Breslin received several awards for his writing, most notably the Pulitzer Prize for Commentary in 1986.

“What’s wrong with journalists today? They don’t go out,” Breslin said in a 2015 interview with the City University of New York TV station. “Television would be your answer. They’re all on television giving the news. As you listen to them talk, you know they haven’t left the office. They have no authentic spirit to the voice as they’re telling you what happened in New York, because they don’t know and they don’t bother with it.”

New Yorkers trusted Breslin, journalists admired him, and even murderers sought to communicate with him.

In 1977, David Berkowitz, the “Son of Sam” serial killer, began corresponding with Breslin, writing from the “gutters of N.Y.C., which are filled with dog manure, vomit, stale wine, urine, and blood.”

James Earl Breslin also authored quite a few critically acclaimed books, including “The Church That Forgot Christ,” “How the Good Guys Finally Won,” and “The Gang That Couldn’t Shoot Straight.”

Breslin’s chilling columns offered insight into the mind of a madman and left the city shaking in fear.

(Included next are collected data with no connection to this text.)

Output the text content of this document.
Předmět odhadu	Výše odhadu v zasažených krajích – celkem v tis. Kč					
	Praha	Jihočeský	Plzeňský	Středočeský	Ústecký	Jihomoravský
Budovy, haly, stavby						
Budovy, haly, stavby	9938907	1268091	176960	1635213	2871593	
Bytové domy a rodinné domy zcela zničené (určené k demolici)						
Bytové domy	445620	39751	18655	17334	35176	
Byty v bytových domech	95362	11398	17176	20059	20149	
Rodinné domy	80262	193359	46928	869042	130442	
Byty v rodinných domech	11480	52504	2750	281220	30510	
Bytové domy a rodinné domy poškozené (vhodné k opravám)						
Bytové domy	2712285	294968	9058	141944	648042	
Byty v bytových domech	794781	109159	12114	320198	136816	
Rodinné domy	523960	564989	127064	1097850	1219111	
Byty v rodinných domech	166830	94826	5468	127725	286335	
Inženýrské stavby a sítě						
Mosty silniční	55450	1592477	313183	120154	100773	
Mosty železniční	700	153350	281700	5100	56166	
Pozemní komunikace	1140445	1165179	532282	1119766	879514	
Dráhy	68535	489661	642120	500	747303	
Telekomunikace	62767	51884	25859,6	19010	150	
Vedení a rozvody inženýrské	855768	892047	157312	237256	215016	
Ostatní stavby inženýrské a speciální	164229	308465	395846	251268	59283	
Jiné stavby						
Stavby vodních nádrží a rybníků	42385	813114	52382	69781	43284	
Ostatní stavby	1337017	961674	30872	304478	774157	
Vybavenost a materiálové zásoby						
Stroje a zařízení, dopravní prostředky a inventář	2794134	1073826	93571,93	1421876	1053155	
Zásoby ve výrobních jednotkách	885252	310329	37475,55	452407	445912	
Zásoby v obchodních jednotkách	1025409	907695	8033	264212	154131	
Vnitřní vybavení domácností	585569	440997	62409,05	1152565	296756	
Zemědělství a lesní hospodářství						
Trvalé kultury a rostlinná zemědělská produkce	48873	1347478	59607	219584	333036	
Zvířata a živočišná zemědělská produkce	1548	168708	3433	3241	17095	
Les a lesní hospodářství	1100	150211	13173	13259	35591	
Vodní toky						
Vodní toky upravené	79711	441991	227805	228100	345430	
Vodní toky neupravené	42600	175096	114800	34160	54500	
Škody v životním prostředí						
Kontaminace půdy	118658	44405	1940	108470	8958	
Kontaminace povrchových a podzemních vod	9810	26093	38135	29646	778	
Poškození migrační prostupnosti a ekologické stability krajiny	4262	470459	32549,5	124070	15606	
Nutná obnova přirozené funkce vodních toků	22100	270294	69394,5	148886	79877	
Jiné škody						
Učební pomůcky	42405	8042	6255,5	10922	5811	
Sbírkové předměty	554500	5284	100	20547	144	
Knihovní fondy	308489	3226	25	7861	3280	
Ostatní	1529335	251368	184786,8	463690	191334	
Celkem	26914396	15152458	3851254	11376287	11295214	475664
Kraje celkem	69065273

“The night he got arrested, I walked into the courtroom in Queens and he pointed at me (and) said, ‘There’s Jimmy Breslin, my friend,'” Breslin once recalled. “‘What was that? Shoot him,’ I said.”

When asked what he aimed for as a journalist, Breslin replied, “To please a reader: me.”

“I didn’t care about anybody else,” Breslin said in a 2012 interview. “If I thought it was humorous, if it made me smile, I put it in. I wrote it in the paper and didn’t care what anyone thought.”

Breslin is survived by his wife Ronnie Eldridge, four children, three stepchildren and twelve grandchildren.